Is it Rime Ice or Hoar Frost?
Thanks to a combination of freezing fog and excess moisture in the atmosphere last weekend many Wisconsinites were treated to a picturesque winter wonderland.
While the dazzling display of crystalline beauty was due to the freezing fog, many assumed the frosty display was hoar frost. However, the tree branches, pine needles, and dried fall foliage flocked with spiky crystals were actually covered with rime ice.
According to DTN meteorologists, rime ice forms when supercooled droplets freeze and attach onto an exposed surface. In order for the droplets to form into ice.
When supercooled droplets from fog freeze and attach onto an exposed surface, you get rime ice. All objects impacted need to be at 32°F or below causing the liquid to freeze instantly.
Rime ice can be classified as either hard or soft and will generally depend on the wind strength. Hard rime ice is very dense and trees appear to be flocked with the crystals. This occurs due to freezing fog when wind speeds are high, and temperatures range between 17-28°F.
DTN meteorologists point out that soft rime is a bit more delicate. On closer inspection you will notice individual crystal spikes. This usually happens when winds are calmer during a freezing fog.
The crystals of rime ice typically build up on the windward side of objects, building a somewhat spongy, porous layer of heavy ice.
According to the National Weather Service, hoar frost is defined as a "deposit of interlocking crystals formed by direct sublimation on objects, usually those of small diameter freely exposed to air, such as tree branches, plants, wires, poles, etc."
The development of hoar frost typically occurs on relatively clear nights when air with a dewpoint below 32° is brought to saturation by cooling. Hoar frost also needs calm air that allows those complex lacy deposits of crystals to form.
In other words, the moisture in the air skips the droplet stage and goes straight to crystallizing, similar to dew but when temperatures are below freezing.
Hoar frost derives from the old English word “hoary,” meaning getting on in age. With this thought in mind, many trees, especially evergreens did present a "hair-like" appearance resembling white, feathery beards. Unfortunately warmer weather and rising winds caused the trees, powerlines and other objects to lose their wintry finery by mid-afternoon.
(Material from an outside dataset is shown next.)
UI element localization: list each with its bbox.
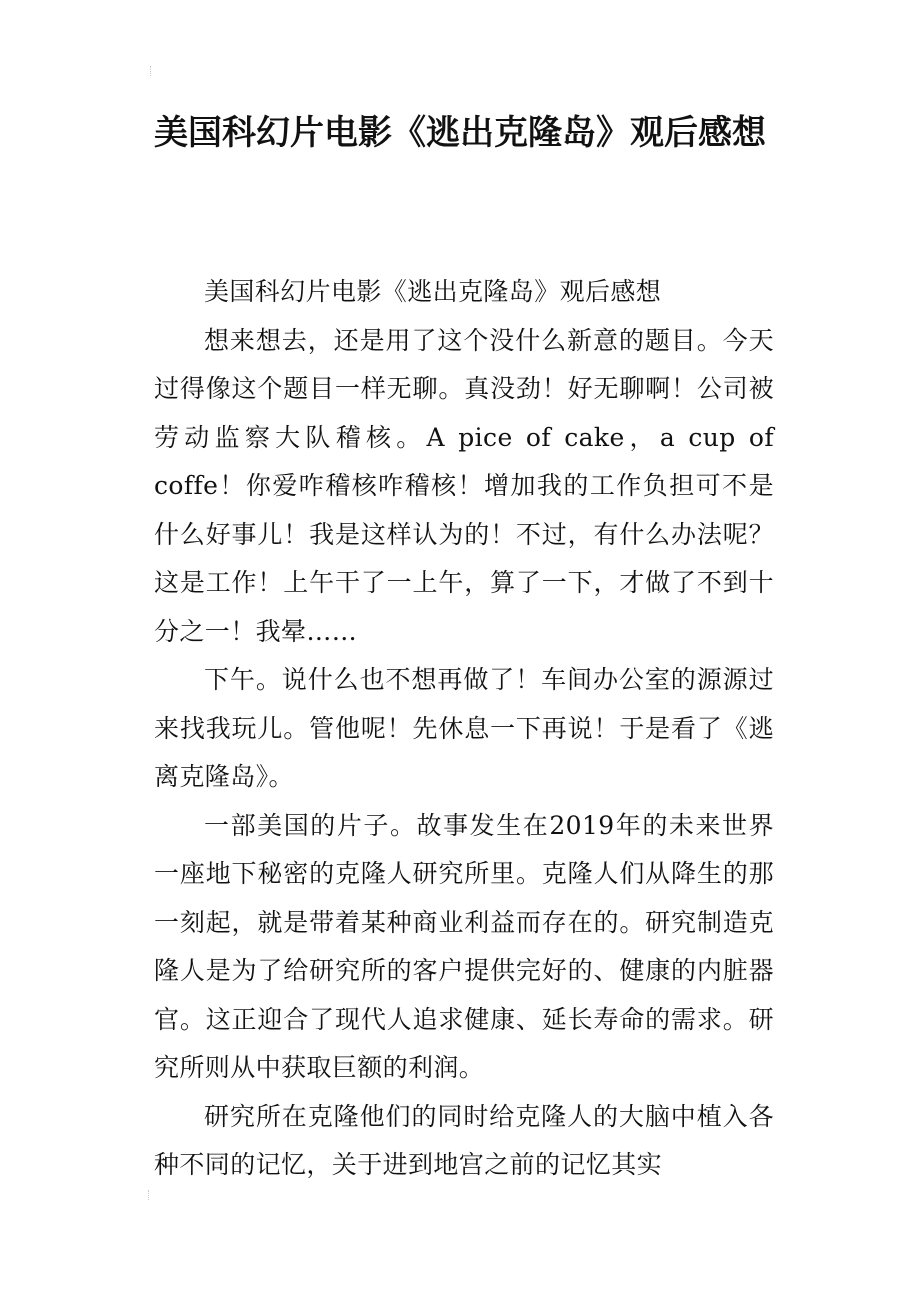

It's also interesting that hoar frost is mentioned several times in weather folklore. According to the Old Farmer’s Almanac hoar frost on May 1st indicates that a good harvest is forthcoming. Another saying associated with hoar frost is that rain will be in the forecast six month following a morning of hoar frost.
Despite the differences between the two weather phenomena, it was a boon to winter weary souls.